Sadly, in my professional life, never have I ever been able to add "plus one" after my name to a holiday party. I had a boyfriend for my first office party, but he was 2,000 miles away, so I went with a co-worker. Luckily, I've never been the only one without a plus one, as librarians tend to be spinsters by nature. This year, however, will be different. I can pretty much guarantee I will be the only single one at my current office party. At my current job, I'm the only one who is not married and does not have children. This doesn't bother me as much as you think it would, mainly because I am also at least a decade younger than everyone else. And I'm the one feeling smug when they ask what I did over the weekend, and some have even told me that I "do such fun things" on my weekends. The holidays are a different story, which begs the question: Should I bother going to our Christmas party?

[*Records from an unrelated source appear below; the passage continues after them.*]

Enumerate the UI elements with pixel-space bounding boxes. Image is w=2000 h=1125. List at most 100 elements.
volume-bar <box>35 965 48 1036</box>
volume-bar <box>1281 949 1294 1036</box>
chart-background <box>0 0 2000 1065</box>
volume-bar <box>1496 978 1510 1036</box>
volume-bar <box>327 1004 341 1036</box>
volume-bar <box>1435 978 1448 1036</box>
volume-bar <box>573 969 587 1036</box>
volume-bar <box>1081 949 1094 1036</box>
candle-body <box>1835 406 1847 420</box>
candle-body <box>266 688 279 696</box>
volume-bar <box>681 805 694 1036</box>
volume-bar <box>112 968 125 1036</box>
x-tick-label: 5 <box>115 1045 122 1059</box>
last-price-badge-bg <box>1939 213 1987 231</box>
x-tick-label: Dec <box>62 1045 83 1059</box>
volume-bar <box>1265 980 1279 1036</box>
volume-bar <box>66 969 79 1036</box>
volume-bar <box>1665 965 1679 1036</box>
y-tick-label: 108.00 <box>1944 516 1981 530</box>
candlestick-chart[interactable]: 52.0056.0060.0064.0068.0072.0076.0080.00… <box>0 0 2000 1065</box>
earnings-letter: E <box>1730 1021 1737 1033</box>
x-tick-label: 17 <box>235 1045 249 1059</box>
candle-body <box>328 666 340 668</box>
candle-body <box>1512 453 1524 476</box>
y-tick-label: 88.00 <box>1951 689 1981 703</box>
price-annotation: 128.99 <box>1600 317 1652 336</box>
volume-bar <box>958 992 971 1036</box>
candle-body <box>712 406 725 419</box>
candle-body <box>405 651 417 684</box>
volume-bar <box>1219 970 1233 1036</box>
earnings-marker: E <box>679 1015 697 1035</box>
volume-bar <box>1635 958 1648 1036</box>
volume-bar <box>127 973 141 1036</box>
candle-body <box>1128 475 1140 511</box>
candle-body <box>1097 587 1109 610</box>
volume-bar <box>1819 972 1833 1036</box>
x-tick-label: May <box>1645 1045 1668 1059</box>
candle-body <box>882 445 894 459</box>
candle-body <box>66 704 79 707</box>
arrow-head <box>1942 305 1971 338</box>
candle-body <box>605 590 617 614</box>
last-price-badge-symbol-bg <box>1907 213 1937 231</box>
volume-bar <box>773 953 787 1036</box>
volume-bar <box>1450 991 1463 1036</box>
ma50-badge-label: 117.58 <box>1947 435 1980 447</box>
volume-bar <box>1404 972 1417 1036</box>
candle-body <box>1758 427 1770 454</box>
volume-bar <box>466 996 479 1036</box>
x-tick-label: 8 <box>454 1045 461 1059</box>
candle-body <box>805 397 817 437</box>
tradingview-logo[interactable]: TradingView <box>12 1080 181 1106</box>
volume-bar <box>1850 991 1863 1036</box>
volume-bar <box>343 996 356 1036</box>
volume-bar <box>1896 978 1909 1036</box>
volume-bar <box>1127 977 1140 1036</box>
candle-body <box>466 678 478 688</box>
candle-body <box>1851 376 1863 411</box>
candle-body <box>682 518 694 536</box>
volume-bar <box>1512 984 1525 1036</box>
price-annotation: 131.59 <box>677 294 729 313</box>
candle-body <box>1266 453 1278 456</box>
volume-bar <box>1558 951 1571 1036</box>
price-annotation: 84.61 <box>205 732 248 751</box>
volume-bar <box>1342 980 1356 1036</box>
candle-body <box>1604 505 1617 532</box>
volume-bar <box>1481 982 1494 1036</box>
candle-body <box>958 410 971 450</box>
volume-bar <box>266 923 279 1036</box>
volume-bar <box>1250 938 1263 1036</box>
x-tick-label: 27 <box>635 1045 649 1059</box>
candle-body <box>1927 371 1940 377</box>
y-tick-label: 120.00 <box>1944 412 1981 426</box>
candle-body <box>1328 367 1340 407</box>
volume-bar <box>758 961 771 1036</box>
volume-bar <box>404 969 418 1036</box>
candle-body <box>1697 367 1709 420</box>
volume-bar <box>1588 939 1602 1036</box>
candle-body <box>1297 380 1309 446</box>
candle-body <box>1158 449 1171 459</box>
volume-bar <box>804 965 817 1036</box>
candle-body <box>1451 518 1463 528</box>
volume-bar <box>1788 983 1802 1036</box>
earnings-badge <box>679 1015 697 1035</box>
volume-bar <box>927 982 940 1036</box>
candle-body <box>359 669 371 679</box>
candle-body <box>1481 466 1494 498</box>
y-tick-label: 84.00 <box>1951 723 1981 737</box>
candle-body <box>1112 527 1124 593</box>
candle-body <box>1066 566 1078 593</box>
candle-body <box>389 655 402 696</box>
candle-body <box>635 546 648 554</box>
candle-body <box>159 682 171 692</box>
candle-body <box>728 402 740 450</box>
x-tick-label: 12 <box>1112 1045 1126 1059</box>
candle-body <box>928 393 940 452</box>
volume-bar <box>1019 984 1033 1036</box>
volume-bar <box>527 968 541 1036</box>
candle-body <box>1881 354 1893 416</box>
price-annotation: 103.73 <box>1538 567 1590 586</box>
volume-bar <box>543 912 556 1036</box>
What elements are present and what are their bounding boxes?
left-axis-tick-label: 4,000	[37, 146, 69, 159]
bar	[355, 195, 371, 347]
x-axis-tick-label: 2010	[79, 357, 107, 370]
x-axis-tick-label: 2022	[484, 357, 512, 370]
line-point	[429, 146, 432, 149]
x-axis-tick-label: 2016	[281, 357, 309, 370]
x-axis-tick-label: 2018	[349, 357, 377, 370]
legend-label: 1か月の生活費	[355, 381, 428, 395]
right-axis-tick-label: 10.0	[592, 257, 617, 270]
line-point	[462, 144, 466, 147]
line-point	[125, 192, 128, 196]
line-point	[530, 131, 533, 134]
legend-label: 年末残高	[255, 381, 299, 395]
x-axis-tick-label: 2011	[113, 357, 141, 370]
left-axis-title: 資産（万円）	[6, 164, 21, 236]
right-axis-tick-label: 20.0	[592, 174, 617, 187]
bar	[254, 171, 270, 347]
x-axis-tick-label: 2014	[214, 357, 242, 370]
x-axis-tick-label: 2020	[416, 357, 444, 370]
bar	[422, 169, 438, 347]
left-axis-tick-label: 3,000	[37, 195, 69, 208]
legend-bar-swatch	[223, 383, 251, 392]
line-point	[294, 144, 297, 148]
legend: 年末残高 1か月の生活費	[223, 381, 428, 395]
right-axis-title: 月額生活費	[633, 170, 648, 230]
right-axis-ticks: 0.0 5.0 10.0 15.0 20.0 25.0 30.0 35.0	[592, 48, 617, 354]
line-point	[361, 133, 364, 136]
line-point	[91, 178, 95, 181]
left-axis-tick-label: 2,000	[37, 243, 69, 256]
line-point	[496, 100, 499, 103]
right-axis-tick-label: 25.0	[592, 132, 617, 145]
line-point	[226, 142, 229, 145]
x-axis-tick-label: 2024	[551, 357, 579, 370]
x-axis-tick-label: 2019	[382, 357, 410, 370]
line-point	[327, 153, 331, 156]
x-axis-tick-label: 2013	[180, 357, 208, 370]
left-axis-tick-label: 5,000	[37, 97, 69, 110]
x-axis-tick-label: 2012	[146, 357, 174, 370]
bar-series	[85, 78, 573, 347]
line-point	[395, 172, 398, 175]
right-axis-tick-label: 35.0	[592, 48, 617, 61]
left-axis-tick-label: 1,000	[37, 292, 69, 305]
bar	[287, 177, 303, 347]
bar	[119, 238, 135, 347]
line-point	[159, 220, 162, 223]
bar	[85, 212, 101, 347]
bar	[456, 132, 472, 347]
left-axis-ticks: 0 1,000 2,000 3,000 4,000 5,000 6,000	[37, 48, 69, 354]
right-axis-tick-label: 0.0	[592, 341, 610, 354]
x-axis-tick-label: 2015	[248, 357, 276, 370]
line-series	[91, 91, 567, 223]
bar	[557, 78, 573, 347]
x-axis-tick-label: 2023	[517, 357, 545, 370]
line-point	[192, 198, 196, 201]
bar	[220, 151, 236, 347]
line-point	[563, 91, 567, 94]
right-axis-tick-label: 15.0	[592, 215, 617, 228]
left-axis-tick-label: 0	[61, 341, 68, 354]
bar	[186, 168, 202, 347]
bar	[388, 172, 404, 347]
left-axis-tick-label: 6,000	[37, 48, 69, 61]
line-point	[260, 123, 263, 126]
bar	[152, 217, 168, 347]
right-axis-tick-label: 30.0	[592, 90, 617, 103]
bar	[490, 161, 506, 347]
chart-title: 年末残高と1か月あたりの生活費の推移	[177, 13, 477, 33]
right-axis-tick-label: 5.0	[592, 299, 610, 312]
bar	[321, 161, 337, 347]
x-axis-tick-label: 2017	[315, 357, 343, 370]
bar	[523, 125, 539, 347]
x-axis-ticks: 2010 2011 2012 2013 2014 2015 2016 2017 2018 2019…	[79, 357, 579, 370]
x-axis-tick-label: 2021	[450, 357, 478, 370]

I know what you're thinking: what about the Dark Horse? Yes, I could ask him, but because of his schedule and the timing of these parties, I know he won't be able to go. Short of hiring a fake boyfriend, I'll be without a plus one yet again. Bah humbug.

7 comments:

Fenella said...

You'll always be my plus one!

Seriously though, I hate the whole 'plus one' thing. Mainly because I never have a plus one. *sigh*

Grayer said...

Please please please hire a date for your office party. Not only would it be hilarious (to me) but it would totally be blog worthy. And what is more important than being blog worthy? And hey, if you've ever seen The Wedding Date, you know he'll be HOTT and you'll fall in love with him. It's a win-win!

Fenella said...

Maybe we should set up a WWBD? bank account. We all contribute a little each month and the money can be used for occasions like this. Vi gets a HOTT date and we get a great blog entry. As Grayer says, it's a win-win!

Violet said...

Right. Because Dermot Mulroney look-alike dates-for-hire are EVERYWHERE. And I can't fall in love with a male prostitute. What would we tell our children?

Fenella said...

Don't overthink this Vi! How do you know that the guy that you get wouldn't be a very handsome, recently graduated doctor. Money is a bit tight before the first paycheque, so he does the the 'male prostitute' thing, you're is first date so it's not like he's done it before, he doesn't do it again and you live happily ever after!

Grayer said...

Ha. Yeah. That perfect scenario could totally happen...

Vi, this deserves a chance. Please start researching local escort services.

Scarlet said...

Too bad Violet can't afford an escort! Guess it is just as well, a perfect "The Wedding Date" scenario probably only happens in the movies.